Um ponto alto também foi a ida à Catedral da Sé. Não por mim, mas pela minha mãe. Vimos ali a pia batismal onde Santo Antônio foi batizado. Fomos também à Igreja de Santo Antônio, onde ele nasceu e viveu. Pudemos ali conhecer o seu antigo quarto, também visitado por um (outro) ilustre visitante, o Papa João Paulo II. Nem preciso dizer que mais importante do que estar ali era imaginar a alegria da minha mãe quando eu contasse. Fiz uma prece pela minha família, que está para crescer, e agradeci por todas as graças que tenho recebido, afinal, nunca precisei colocar o pobre santo de castigo no congelador.
Estávamos tão tranquilos que nos demos ao luxo de no último dia irmos a Sintra, onde estão o Palácio da Pina e o Palácio Nacional de Sintra. Esse último, honestamente, achei bem sem graça, mas o primeiro é muito interessante. Um louco com o meu nome, o Rei Fernando II, com medo de a Revolução Industrial acabar com o mundo, teve a brilhante ideia de construir um castelo que misturasse todas as culturas e referências. Pense em um samba do afro descendente excepcional! Mas é sem dúvida um passeio bem interessante! Além do Palácio da Pina, ainda em Sintra, a Quinta da Regaleira me deixou boquiaberto. Um megamilionário maçom, sem mais o que fazer com o dinheiro, resolveu construir um Palácio no meio da cidade. A obra demorou 15 anos e ele apenas pôde viver 8 anos ali. Apesar de toda a loucura, o palácio, a catedral e o jardim ficaram lindíssimos. Depois fomos para o Cabo da Roca e ficamos o mais perto possível do Brasil enquanto na Europa. Por fim passamos de ônibus em Cascais, que é a cidade de praia dos milionários portugueses. Digna! Quero uma casa lá também!
Tão gostoso quanto conhecer esses lugares foi conviver com os portugueses. O povo é engraçado e pronto! Aliás, descobrimos a origem do “pronto” tão falado em Recife. Veio de além mar, pois em Lisboa o “pronto” é tão usado quando o “Vale” na Espanha e o “Prego” na Itália. Conhecemos toda a sorte de lusitanos, dos mais divertidos aos mais sisudos.
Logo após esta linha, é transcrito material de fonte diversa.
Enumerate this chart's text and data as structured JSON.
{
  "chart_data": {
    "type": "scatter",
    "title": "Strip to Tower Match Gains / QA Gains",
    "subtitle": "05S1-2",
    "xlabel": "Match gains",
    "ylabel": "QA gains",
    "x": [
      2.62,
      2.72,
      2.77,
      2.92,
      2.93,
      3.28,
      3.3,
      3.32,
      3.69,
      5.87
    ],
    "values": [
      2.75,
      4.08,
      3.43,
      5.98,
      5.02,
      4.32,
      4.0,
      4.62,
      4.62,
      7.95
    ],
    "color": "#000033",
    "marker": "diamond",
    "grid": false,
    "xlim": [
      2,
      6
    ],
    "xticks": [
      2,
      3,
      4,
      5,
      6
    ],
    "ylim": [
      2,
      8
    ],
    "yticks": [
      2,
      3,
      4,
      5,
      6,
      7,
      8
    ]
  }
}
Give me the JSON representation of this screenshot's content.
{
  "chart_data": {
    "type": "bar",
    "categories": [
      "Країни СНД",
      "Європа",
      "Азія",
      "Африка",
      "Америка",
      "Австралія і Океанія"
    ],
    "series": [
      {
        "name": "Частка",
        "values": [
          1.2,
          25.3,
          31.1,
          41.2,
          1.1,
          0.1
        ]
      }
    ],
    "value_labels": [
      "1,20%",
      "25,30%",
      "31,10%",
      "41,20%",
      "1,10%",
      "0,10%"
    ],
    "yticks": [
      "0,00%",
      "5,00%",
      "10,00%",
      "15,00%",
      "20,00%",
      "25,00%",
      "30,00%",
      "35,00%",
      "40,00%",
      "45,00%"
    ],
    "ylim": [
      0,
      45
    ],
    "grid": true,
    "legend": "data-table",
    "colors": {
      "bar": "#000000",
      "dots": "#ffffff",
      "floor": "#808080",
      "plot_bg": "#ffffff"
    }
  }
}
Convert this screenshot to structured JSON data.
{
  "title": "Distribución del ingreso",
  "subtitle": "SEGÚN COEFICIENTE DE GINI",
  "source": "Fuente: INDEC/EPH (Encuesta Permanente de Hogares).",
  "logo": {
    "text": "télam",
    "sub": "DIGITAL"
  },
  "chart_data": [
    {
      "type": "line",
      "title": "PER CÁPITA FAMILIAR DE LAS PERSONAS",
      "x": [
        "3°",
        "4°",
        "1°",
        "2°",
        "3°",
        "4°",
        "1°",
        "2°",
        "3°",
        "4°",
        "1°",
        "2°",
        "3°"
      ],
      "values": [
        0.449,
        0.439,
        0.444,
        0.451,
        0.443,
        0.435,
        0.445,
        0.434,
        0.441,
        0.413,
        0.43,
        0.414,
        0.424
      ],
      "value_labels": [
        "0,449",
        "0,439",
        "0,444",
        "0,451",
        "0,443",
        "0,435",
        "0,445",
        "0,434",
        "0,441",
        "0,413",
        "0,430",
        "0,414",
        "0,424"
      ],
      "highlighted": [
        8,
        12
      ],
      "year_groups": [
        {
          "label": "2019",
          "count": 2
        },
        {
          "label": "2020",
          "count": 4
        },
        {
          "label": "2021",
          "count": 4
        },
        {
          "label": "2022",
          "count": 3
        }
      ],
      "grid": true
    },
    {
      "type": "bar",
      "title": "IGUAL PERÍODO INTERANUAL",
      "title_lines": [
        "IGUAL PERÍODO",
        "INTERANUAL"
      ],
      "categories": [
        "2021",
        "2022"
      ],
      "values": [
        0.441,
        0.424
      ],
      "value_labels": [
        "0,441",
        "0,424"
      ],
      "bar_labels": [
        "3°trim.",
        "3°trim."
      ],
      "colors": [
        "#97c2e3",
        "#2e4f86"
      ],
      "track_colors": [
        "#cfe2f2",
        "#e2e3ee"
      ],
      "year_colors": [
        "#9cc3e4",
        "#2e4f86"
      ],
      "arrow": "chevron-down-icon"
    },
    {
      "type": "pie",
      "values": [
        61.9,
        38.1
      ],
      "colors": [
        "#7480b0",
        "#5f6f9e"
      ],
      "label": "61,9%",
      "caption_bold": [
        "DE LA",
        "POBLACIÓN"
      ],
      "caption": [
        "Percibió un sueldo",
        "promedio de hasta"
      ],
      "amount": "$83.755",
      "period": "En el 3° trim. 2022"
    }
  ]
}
Só há uma regra: Eles não param de falar.
Na noite de sábado queríamos assistir a um show de fado, mas não sabíamos se o hotel tinha conseguido fazer nossa reserva. Pegamos um taxi no El Corte Inglês e rodamos a cidade atrás de uma casa de fado com disponibilidade de mesa. Não conseguimos entrar em lugar algum, mas foram uns dos quarenta minutos, e quinze euros, mais divertidos da viagem. A Rê se emocionou por lembrar do seu avô e eu me senti dentro de uma piada... O Seu Arlindo Sena, o taxista, era uma simpatia, mas simplesmente não deixava ninguém falar. Figuraça!!! Ele queria nos levar para uma casa tradicional e saltava do carro para ver se alguém poderia nos receber. Uma graça! E quando voltava ao carro com a resposta negativa, disparava novamente! No dia seguinte o taxista que nos levou ao Clube do Fado fez EXATAMENTE A MESMA COISA!
Honestamente... Não sei se consigo descrever Lisboa. Não é uma cidade extraordinária em sua arquitetura, como outras visitadas nessa jornada. Também não é tão limpa, sem dúvida. Posso dizer que foi o lugar onde me senti menos seguro, com certeza. Apesar de tudo isso, o que senti em Lisboa foi diferente. E foi essa a sensação que me ocorreu quando alguém na rua passou cantando “É uma casa portuguesa, com certeza”, com o sotaque do Vô Antônio...
Tudo terminou com uma noite ao som do Fado, cantando Lisboa e o amor em vozes lindas, nada mais adequado!
Voltaria milhões de vezes, e pronto!